The Biggest Risk Facing Australian Businesses

The financial services industry represents a significant segment of Australian businesses. Trends affecting this group are often also found in the broader Australian marketplace. Large financial services businesses are currently entering a critical phase, the retirement of the baby boomers and therefore massive losses of ingrained skills and knowledge.

According to an Accenture research paper, the Financial Services industry is top-heavy with baby boomers who plan to retire within the next 10 years. When older staff members and their decades of accumulated knowledge and expertise leave, a void is left behind. A point reinforced by in a 2012 Australian Human Resources Institute (AHRI) survey which found that as many as 46 percent of Australian employers found that the departure of older staff had resulted in the loss of key knowledge or skills and made their enterprise less competitive.

With the continued increase in the median age of the Australian population too, Australian businesses are faced with a significant workforce planning challenge in renewing that talent.

The implications are obvious, especially, in industries such as insurance where relationships between agent, brokers and customers require trust that often is built over a number of years. New recruits are likely to miss out on having access to advice and sounding boards from more experience colleagues. In lieu of a “transactive memory” that can guide someone towards a prompt resolution of a claim we will be left with people left searching for answers and most likely worsened customer experience and costly mistakes.

Opportunities

It doesn’t have to be all doom and gloom.
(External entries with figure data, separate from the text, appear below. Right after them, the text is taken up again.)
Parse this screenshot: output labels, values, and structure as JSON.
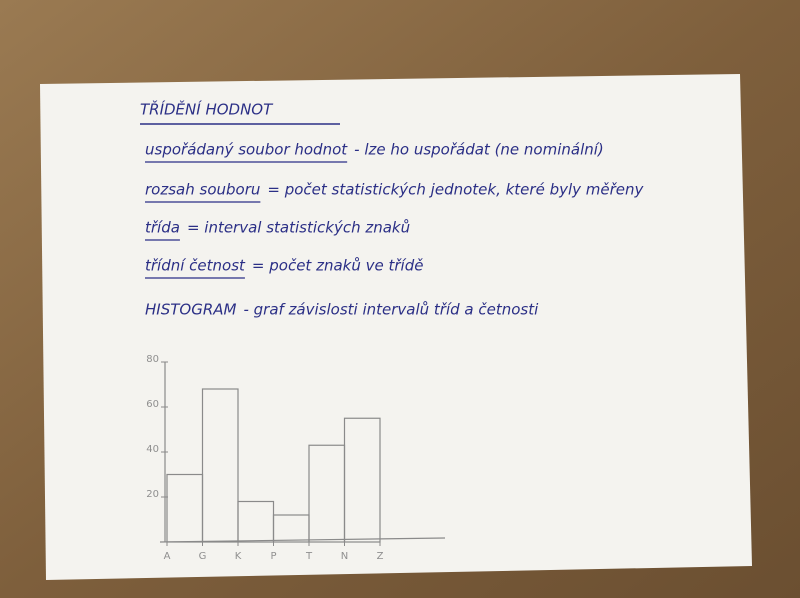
{
  "notes": {
    "title": "TŘÍDĚNÍ HODNOT",
    "lines": [
      {
        "term": "uspořádaný soubor hodnot",
        "text": "- lze ho uspořádat (ne nominální)"
      },
      {
        "term": "rozsah souboru",
        "text": "= počet statistických jednotek, které byly měřeny"
      },
      {
        "term": "třída",
        "text": "= interval statistických znaků"
      },
      {
        "term": "třídní četnost",
        "text": "= počet znaků ve třídě"
      },
      {
        "term": "HISTOGRAM",
        "text": "- graf závislosti intervalů tříd a četnosti"
      }
    ]
  },
  "chart_data": {
    "type": "histogram",
    "bins": [
      "A",
      "G",
      "K",
      "P",
      "T",
      "N",
      "Z"
    ],
    "values": [
      30,
      68,
      18,
      12,
      43,
      55
    ],
    "ylim": [
      0,
      80
    ],
    "yticks": [
      20,
      40,
      60,
      80
    ],
    "color": "#8a8a8a"
  }
}
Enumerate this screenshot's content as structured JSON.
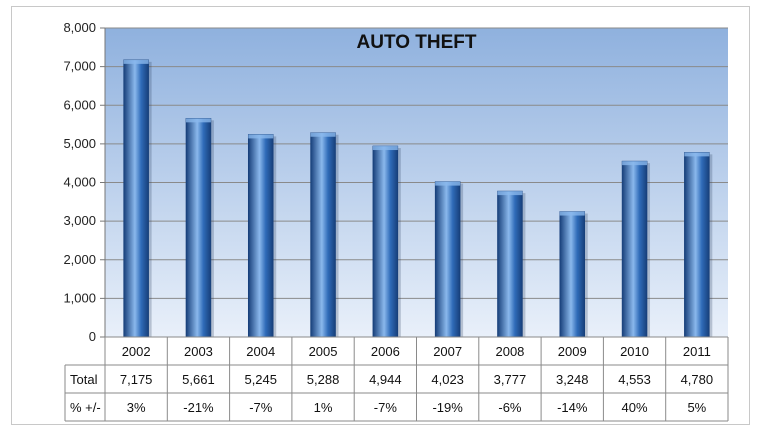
{
  "chart_data": {
    "type": "bar",
    "title": "AUTO THEFT",
    "categories": [
      "2002",
      "2003",
      "2004",
      "2005",
      "2006",
      "2007",
      "2008",
      "2009",
      "2010",
      "2011"
    ],
    "values": [
      7175,
      5661,
      5245,
      5288,
      4944,
      4023,
      3777,
      3248,
      4553,
      4780
    ],
    "ylim": [
      0,
      8000
    ],
    "yticks": [
      "0",
      "1,000",
      "2,000",
      "3,000",
      "4,000",
      "5,000",
      "6,000",
      "7,000",
      "8,000"
    ],
    "grid": true,
    "table": {
      "rows": [
        {
          "label": "Total",
          "cells": [
            "7,175",
            "5,661",
            "5,245",
            "5,288",
            "4,944",
            "4,023",
            "3,777",
            "3,248",
            "4,553",
            "4,780"
          ]
        },
        {
          "label": "% +/-",
          "cells": [
            "3%",
            "-21%",
            "-7%",
            "1%",
            "-7%",
            "-19%",
            "-6%",
            "-14%",
            "40%",
            "5%"
          ]
        }
      ]
    },
    "colors": {
      "bar": "#2f6bb8",
      "bar_dark": "#173f7a",
      "bar_light": "#8ab8ec",
      "plot_top": "#8fb1de",
      "plot_bottom": "#e9f0fa"
    }
  }
}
Losing the old guard also creates opportunities for new guns to bring in fresh ideas and challenge old methods and processes. There are a number of Strategic Human Resource Management approaches that can be implemented to attract and retain knowledgeable workers such as mentoring, flexible work practices, job sharing or contracting freelancers; such options also appeal more to women and older workers. Naomi White from Suncorp also points to the increasing number of tertiary-educated people in the developing world as a potential talent pool to consider; a worthwhile option given the growth of cloud based technology and remote access.

The right technology can facilitate all of the above. While over the last decade the implementations of document, records and multimedia libraries have become pivotal to sharing documents, training videos, podcast and providing a collaborative environment, there is still room for improvement.

Capturing business rules in a knowledge and rules engine will also provide tremendous advantages and benefits. First, it structures and supports tacit knowledge such as Decision, Constraint and Generative Knowledge. Second, it ensures omni channel consistency in practices and business processes with a single version of the truth across all channels, internal as well as external.

Technology can also provide a knowledge base foundation to customer facing applications, such as guided selling, guided services, needs analysis or a reference knowledge base to claim staff. In other words, capture and formularise the tacit knowledge from the experts in such manner than it can be shared and spread more readily and efficiently across the organisation and value chain.